El libro, en cuyo apéndice aparece el artículo de Social Text, ha sido pensado para el público francés y está escrito por tanto en la lengua de Racine. Como coautor figura Jean Bricmont, profesor de Física Teórica en la Universidad de Lovaina. La reacción del público en Francia ha sido más bien risueña, quitando, claro, a las víctimas de la sátira. La Kristeva, una de las dianas más flechadas (junto a Lacan y Luce Irigaray), ha replicado, rápida como una avispa, que el libro constituye un ataque a Francia. Personalmente, ignoro si Sokal abriga intenciones hostiles respecto del país vecino, pero he de decir que me he reído mucho leyendo su obra. No me resisto a citarles una de las páginas dedicadas a Irigaray, en la que se analiza la célebre ecuación de Einstein: e = mxc 2 (c es la velocidad de la luz, e la energía y m la masa). Escribe Irigaray: «¿Es sexuada la ecuación e = mxc 2 ? No lo descartemos. Pongamos que sí, en la medida en que privilegia la velocidad de la luz respecto a otras velocidades que nos son vitalmente necesarias. Lo que se me antoja una señal del carácter sexuado de la ecuación, no es su utilización por la industria de armamento, sino que se haya privilegiado exactamente lo que camina más aprisa»En la teoría de la relatividad, la velocidad de la luz no puede ser superada por ninguna otra velocidad. . Sokal señala, brevemente, que la ecuación ha sido verificada experimentalmente, cosa que no habría sido posible si en vez de «privilegiarse» a c en la ecuación… se hubiese apostado por una velocidad «más lenta».

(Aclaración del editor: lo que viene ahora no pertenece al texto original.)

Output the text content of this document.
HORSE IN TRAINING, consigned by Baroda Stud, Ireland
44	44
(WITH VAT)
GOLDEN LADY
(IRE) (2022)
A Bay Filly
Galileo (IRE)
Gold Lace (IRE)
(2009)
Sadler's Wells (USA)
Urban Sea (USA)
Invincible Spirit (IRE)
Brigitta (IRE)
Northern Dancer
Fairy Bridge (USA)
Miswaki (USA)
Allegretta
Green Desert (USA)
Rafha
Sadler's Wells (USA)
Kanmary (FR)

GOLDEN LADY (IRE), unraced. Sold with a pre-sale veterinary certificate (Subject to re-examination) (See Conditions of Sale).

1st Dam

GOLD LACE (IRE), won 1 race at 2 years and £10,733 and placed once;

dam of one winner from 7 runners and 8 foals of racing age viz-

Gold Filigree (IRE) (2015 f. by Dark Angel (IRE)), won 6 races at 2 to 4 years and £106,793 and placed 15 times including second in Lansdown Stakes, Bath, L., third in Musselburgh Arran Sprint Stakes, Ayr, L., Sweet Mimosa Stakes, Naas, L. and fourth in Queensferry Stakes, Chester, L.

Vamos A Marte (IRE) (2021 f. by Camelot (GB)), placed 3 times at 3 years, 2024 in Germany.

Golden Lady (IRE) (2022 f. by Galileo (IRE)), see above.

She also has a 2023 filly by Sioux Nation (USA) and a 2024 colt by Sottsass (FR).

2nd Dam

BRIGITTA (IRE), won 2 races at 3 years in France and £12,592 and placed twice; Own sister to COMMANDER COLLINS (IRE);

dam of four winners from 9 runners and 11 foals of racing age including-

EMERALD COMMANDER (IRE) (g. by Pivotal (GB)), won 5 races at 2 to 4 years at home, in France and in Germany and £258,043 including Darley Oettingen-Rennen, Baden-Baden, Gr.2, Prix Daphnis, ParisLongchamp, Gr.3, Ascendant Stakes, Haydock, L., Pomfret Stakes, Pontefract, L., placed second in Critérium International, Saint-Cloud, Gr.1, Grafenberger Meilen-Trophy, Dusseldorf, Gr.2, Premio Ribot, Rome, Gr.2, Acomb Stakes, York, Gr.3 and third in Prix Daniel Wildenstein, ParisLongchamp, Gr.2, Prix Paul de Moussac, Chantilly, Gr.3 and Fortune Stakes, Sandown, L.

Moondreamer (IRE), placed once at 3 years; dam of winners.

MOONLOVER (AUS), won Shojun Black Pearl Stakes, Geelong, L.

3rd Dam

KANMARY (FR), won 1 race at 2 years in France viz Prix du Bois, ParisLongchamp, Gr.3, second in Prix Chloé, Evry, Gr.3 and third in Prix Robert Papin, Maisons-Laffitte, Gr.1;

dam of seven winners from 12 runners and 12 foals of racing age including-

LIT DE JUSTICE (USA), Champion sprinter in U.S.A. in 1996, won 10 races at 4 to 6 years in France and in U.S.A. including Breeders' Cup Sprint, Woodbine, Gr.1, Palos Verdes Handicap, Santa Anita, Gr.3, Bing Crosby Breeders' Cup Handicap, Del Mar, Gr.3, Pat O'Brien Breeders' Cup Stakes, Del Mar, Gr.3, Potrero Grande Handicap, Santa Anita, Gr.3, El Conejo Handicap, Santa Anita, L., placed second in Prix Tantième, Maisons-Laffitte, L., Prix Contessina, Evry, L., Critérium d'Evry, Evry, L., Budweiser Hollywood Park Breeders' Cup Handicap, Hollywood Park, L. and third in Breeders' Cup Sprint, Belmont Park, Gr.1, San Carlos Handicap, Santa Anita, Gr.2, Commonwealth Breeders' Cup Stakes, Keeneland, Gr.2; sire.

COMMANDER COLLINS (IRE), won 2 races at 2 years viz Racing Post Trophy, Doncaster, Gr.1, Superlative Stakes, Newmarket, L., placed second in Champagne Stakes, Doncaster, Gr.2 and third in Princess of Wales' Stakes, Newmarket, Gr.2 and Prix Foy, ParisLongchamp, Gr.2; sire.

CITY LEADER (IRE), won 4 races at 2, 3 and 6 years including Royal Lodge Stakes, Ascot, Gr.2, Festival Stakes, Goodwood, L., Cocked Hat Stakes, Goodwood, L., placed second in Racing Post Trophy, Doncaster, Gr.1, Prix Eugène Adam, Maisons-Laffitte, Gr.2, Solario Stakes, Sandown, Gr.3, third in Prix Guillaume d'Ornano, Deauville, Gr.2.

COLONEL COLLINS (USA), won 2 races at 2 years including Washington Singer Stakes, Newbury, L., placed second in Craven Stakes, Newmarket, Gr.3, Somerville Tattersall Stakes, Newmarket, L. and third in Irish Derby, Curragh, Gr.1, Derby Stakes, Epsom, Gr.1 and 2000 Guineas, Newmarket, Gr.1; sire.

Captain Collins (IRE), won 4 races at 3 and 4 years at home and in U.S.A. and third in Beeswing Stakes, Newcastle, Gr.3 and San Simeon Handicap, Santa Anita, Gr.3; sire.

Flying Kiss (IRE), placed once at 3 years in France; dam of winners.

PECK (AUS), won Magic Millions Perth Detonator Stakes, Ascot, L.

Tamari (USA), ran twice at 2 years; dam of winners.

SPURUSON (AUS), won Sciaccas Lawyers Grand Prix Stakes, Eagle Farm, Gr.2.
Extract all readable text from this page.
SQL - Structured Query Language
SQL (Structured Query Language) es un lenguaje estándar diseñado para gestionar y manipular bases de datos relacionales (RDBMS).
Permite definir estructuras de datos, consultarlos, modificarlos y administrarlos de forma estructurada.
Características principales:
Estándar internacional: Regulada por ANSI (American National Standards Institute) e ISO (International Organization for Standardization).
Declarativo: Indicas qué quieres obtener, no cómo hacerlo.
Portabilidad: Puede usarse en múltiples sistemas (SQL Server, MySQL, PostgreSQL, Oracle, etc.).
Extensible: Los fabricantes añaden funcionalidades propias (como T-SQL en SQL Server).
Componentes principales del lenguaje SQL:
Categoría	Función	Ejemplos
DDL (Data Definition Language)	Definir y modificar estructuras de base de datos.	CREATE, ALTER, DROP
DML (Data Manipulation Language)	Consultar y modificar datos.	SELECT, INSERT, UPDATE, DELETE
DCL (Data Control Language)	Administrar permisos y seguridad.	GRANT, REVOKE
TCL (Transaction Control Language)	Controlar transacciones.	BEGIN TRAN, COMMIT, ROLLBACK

¿Qué pedagogía se desprende de todo lo que antecede? Pese a lo que pueda parecer, el mensaje contenido en Impostures Intellectuelles guarda una relación tenue con el que nos envía el artículo de Social Text. Lo que se deduce de Impostures Intellectuelles, es que la filosofía francesa más de moda en los setenta y ochenta estaba plagada de charlatanes. O haciendo una pequeña extrapolación, que la filosofía contemporánea, la filosofía contemporánea continental, está atravesando una crisis de identidad considerable. Pero el artículo de Social Text refleja algo bastante más tenebroso, y a su modo más interesante. Veamos por qué.

EL SÍNDROME POSMODERNO

El posmodernismo no es sólo una moda filosófica de acuñación francesa y gran séquito en la universidad norteamericana. A la vez, y quizá sobre todo, refleja un humor o actitud social que ha prendido en los Estados Unidos como en ningún otro lugar del planeta. Pero esto es sorprendente: es sorprendente que sea en Norteamérica, y precisamente en Norteamérica, donde ha alcanzado masa crítica una doctrina oscura y a trechos ininteligible. Ningún adivinador racional del futuro habría podido prever que las disquisiciones de Derrida en De la Grammatologie o en Marges de la Philosophie, o los textos más sibilinos de Foucault, fueran a ser citados, esgrimidos y utilizados dialécticamente por masas de profesores, alumnos y activistas en universidades donde el graduado medio no sabe distinguir con claridad entre Landrú y Descartes. El fenómeno se presta a ser estudiado desde dos teorías que sin estar encontradas entre sí se sitúan en tradiciones, y apelan a procedimientos analíticos por completo distintos. El primer modelo es sociológico, o si se prefiere, sociológico-filosófico. El segundo nos remite directamente a la historia de las ideas y es más potente, o al menos más intrigante, que el anterior. De acuerdo con la perspectiva sociológica, el auge en los Estados Unidos de una serie de tesis abracadabrantes –a saber, que el «mundo exterior» es fruto de nuestras estrategias interpretativas; que no hay ni puede haber una ciencia aséptica ni un discurso racional; que detrás de un argumento cualquiera se encuentra siempre emboscada la voluntad de poder de quien lo esgrime– obedece a un puro factor de oportunidad. No se debe a un súbito fervor por Derrida o Foucault, sino al hecho de que la filosofía de estos últimos da cobertura y legitima una tentación presente en ciertos sectores de la sociedad americana: la de cortocircuitar la política. ¿En qué consiste cortocircuitar la política?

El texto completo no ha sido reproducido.